Максим Чертанов, Дмитрий Быков — Правда (3/7)
* Как ни странно, Ленин думал о том же самом. Биржевая удача переменчива, а Инесса оказалась ненасытна. Делать деньги можно на чем угодно, была бы сметка, — но хотелось чего-то постоянного. Коба с Тер-Петросяном попались на крупном эксе и уехали в сибирскую ссылку, в далекий Туруханск — от каторги обоих спасло слабоумие. В довершение неприятностей раскрыли швейцарскую рулетку — Красину пришлось стремительно бежать из Швейцарии и финансовые поступления прекратились окончательно. Временами Ленин подумывал уже о том, чтобы вернуться к наперсткам: «Хоть сейчас садись в Люксембургском саду да начинай шарик гонять!» К счастью, неплохо продавались Надины акварели — да много ли возьмешь за акварель?
Между тем партия росла, ибо нет лучшей рекламы, чем тайна. Загадочные заграничные вожди, случаи чудесных воскресений, сказочные богатства, слухи о которых доходили до России, — все это привлекало рабочих к партии освободителей, но что делать с этими рабочими большевизаны понятия не имели. В Париже круглосуточно кипели бесполезные дискуссии о тактике, в которых Ленин с Дзержинским, разумеется, не участвовали. Оба понимали, что главное — деньги, а там вороти что хочешь.

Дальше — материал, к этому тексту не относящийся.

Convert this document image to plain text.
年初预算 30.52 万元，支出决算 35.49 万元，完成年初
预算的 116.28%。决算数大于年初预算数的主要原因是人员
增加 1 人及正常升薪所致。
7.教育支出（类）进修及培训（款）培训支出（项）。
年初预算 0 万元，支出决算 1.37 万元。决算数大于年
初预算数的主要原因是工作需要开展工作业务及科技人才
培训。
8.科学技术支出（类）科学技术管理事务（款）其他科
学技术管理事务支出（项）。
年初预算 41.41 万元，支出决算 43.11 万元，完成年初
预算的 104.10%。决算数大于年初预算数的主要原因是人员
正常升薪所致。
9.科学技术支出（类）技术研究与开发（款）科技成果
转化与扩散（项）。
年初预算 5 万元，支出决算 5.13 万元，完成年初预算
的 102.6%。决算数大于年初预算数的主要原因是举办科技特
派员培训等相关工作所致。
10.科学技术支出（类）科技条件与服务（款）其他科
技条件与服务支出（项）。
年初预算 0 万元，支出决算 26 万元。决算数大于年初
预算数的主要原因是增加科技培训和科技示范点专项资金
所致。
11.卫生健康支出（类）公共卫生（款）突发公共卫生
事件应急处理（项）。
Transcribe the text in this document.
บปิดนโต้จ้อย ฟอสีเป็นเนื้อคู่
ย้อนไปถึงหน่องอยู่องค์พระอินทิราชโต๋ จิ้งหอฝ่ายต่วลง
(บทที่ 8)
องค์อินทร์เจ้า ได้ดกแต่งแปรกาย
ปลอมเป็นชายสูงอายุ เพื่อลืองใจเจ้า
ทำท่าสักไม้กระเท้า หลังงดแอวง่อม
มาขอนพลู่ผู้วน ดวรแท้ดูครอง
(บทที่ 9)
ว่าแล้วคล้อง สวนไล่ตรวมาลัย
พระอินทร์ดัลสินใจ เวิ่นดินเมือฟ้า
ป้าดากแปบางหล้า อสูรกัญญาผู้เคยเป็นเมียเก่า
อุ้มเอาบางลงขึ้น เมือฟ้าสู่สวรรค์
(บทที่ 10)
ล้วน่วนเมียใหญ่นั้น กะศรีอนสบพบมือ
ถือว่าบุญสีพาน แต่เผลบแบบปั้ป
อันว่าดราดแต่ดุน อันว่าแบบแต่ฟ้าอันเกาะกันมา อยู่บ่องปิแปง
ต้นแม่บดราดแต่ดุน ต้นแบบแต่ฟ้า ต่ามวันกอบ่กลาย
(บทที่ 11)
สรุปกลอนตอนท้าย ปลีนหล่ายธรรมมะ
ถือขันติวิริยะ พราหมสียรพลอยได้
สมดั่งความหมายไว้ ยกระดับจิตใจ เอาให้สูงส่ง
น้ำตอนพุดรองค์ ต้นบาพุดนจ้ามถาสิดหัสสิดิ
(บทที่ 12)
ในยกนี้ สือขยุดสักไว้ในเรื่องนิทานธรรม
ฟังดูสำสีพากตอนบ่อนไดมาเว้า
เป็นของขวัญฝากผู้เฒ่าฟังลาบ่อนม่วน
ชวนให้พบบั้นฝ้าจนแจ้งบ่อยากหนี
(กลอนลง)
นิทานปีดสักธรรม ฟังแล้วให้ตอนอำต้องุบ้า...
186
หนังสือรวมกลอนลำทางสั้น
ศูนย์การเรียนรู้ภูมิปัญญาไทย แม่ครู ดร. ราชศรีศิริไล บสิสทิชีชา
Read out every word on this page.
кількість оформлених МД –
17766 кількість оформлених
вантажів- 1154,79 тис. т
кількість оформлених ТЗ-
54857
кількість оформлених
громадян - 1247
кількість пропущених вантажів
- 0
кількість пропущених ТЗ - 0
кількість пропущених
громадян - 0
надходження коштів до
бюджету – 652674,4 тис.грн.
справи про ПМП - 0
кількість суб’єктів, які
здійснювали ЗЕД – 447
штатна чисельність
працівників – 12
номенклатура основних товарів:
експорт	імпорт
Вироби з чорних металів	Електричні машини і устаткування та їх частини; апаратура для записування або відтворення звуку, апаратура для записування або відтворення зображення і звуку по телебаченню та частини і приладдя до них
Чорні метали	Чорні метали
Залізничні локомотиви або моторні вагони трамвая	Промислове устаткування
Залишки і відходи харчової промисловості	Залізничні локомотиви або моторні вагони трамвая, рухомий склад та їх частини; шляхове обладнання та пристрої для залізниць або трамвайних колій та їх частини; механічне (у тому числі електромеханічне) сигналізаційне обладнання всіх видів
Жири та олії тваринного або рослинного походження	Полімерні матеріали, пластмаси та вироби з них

Только здесь Ленин догадался, что газета — действительно универсальный способ протянуть ближайшие года три, а если дело сладится — то и шикануть. Иногда он просматривал русские газеты: писали в них такую чушь, что он, окажись у него избыток свободного времени, мог бы стать ведущим журналистом в любой. Переводили французские заметки о путешествиях и изобретениях, долго и подробно, с мучительным русским занудством ругались с английскими или шведскими публицистами, доказывавшими, что самодержавие изжило себя; выясняли причины экономических неудач, ругали жидов, обвиняя их в убийстве Столыпина... как будто убийство Столыпина могло иметь хоть какое-то значение для страны, в которой все и так летит в задницу! Больше всего эти долгие газетные полемики были похожи на вялую, скучную ссору, разыгравшуюся на тонущем корабле, причем и сам корабль тонул как-то неуверенно, медленно, унизительно, словно говоря всем своим видом: «Простите, господа, что приходится гибнуть без настоящего эффекта; жили смешно и тонем смешно... буль!» После чтения русских газет Россию становилось невыносимо жалко: страна была хорошая, Ленин имел об этом полное представление, и люди в ней были талантливые, и запасы неистощимые, — но по странной прихоти судьбы наверху оказывались только худшие люди, и в газеты писали они же. Все настоящее в России жило подспудно, все истинно талантливое было запрещено... Взять хоть его: с того самого проклятого пятого года, когда он мелькнул на нескольких баррикадах, въезд в страну для него опасен. Что ж теперь, вечно за границей пропадать? А ведь доведись ему управлять страной, он дал бы простор творческой инициативе! У него каждый мужик крутил бы рулетку или спекулировал акциями, а деньги, как следует из новейших экономических теорий, делались бы сами собою, брались из ниоткуда... как оно и бывает в правильно устроенных обществах... Очень скоро Ленин сообразил, как организовать правильную газету — такую, чтобы вся Россия читала ее с неослабевающим интересом. Конечно, цензура... но ведь можно и обойти цензуру!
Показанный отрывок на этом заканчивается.